Father. Realtor®. Movie nut. After pestering my parents for their commentary on “Star Wars” when I was four years old, my mind went into a creative frenzy. I’d imagined something entirely different than the actual film, which I didn’t end up seeing until its 1979 re-release at the Uptown Theater in Washington, DC. This was my formal introduction to the cinema.

During that long wait, which felt like an eternity to a child, my mind was being molded by more corrosive stuff like “Trilogy of Terror” and “Rosemary’s Baby”, most of which I’d conned various babysitters into letting me watch on television ( I convinced one poor lady that “Jaws” was actually “Moby Dick”).

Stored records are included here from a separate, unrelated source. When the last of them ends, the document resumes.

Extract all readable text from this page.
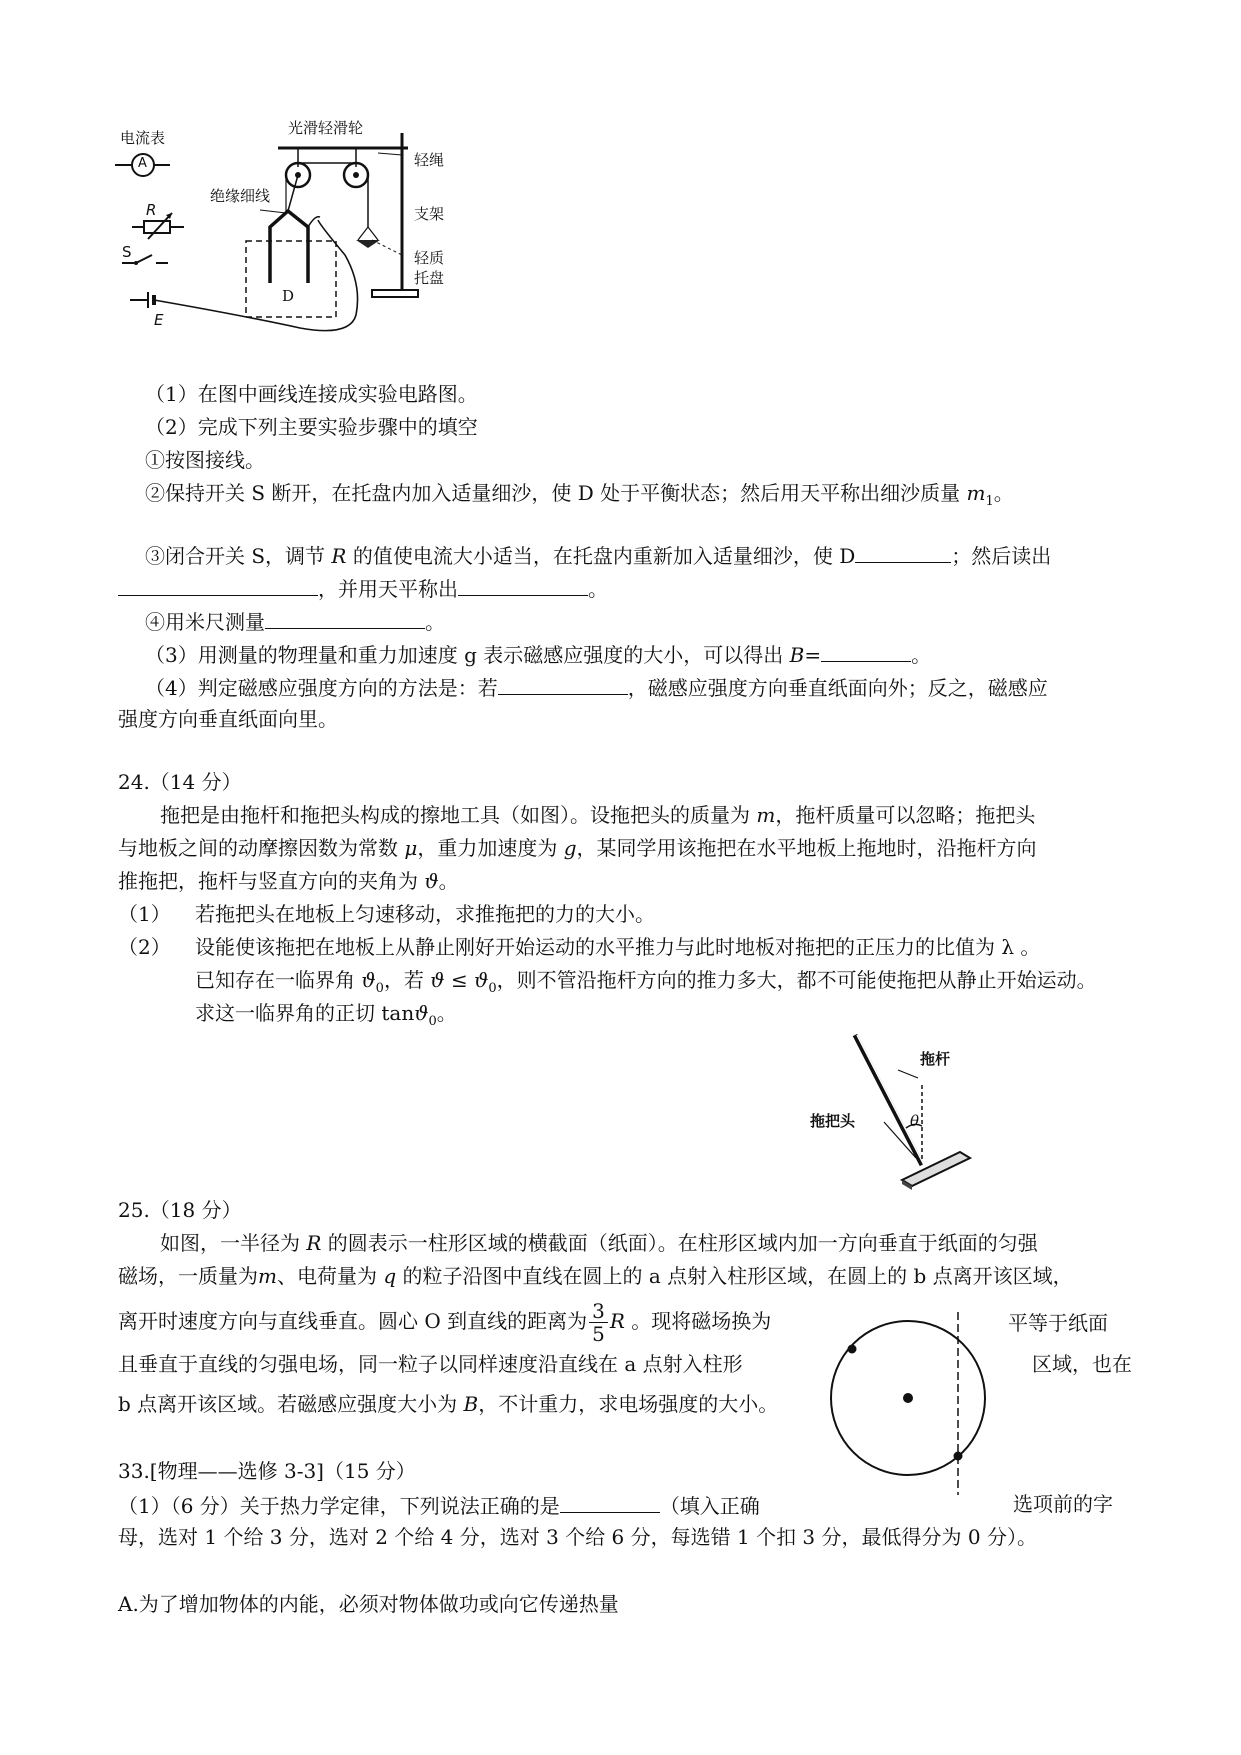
电流表
A
R
S
E
光滑轻滑轮
轻绳
支架
轻质
托盘
绝缘细线
D
（1）在图中画线连接成实验电路图。
（2）完成下列主要实验步骤中的填空
①按图接线。
②保持开关 S 断开，在托盘内加入适量细沙，使 D 处于平衡状态；然后用天平称出细沙质量 $m_1$。
③闭合开关 S，调节 R 的值使电流大小适当，在托盘内重新加入适量细沙，使 D	；然后读出
，并用天平称出	。
④用米尺测量	。
（3）用测量的物理量和重力加速度 g 表示磁感应强度的大小，可以得出 B=	。
（4）判定磁感应强度方向的方法是：若	，磁感应强度方向垂直纸面向外；反之，磁感应
强度方向垂直纸面向里。
24.（14 分）
拖把是由拖杆和拖把头构成的擦地工具（如图）。设拖把头的质量为 m，拖杆质量可以忽略；拖把头
与地板之间的动摩擦因数为常数 μ，重力加速度为 g，某同学用该拖把在水平地板上拖地时，沿拖杆方向
推拖把，拖杆与竖直方向的夹角为 ϑ。
（1） 若拖把头在地板上匀速移动，求推拖把的力的大小。
（2） 设能使该拖把在地板上从静止刚好开始运动的水平推力与此时地板对拖把的正压力的比值为 λ 。
已知存在一临界角 $ϑ_0$，若 $ϑ \le ϑ_0$，则不管沿拖杆方向的推力多大，都不可能使拖把从静止开始运动。
求这一临界角的正切 tanϑ$_0$。
拖杆
拖把头	θ
25.（18 分）
如图，一半径为 R 的圆表示一柱形区域的横截面（纸面）。在柱形区域内加一方向垂直于纸面的匀强
磁场，一质量为m、电荷量为 q 的粒子沿图中直线在圆上的 a 点射入柱形区域，在圆上的 b 点离开该区域，
离开时速度方向与直线垂直。圆心 O 到直线的距离为 $\frac{3}{5}$ R 。现将磁场换为	平等于纸面
且垂直于直线的匀强电场，同一粒子以同样速度沿直线在 a 点射入柱形	区域，也在
b 点离开该区域。若磁感应强度大小为 B，不计重力，求电场强度的大小。
33.[物理——选修 3-3]（15 分）
（1）（6 分）关于热力学定律，下列说法正确的是	（填入正确	选项前的字
母，选对 1 个给 3 分，选对 2 个给 4 分，选对 3 个给 6 分，每选错 1 个扣 3 分，最低得分为 0 分）。
A.为了增加物体的内能，必须对物体做功或向它传递热量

The folks were pretty strict in that regard, so the less appropriate it was for a kid to watch, the more I was fascinated by it. Horror staples like “Halloween” and “Friday the 13th”, as well as lesser-known low-budget fare like “Madman”, “Sleepaway Camp” and “Pieces” all ended up sneaking their way into the VHS on a regular basis.

Since then, I’ve developed an obsession with the entire film industry. Even though I watch and review a wide breadth of films these days, my appreciation for the campy, poorly lit micro-budgeters still lends itself to my evolving perspective on movies just as much as the summer blockbusters and Oscar contenders. As I recall my trips to the movie theater, I realize that this stuff is about much more than just a fleeting piece of entertainment.

A couple years ago, I was finally given the opportunity to lend my opinion on films to a publication, The Rogers Revue, with a subsequent run at Reel Film News. It's been both a privilege and a gateway to what we’re doing now. Most of my experience has come from interviewing independent filmmakers, who consistently promote innovation. The filmmaking process is grueling and relatively unforgiving.

Fellow film enthusiast Eddie Pasa and I have created DC Filmdom as a medium for film reviews, discussion, and (inevitably) some debate. And so, the creative frenzy continues.

(Michael is a member of the Washington, DC Area Film Critics Association).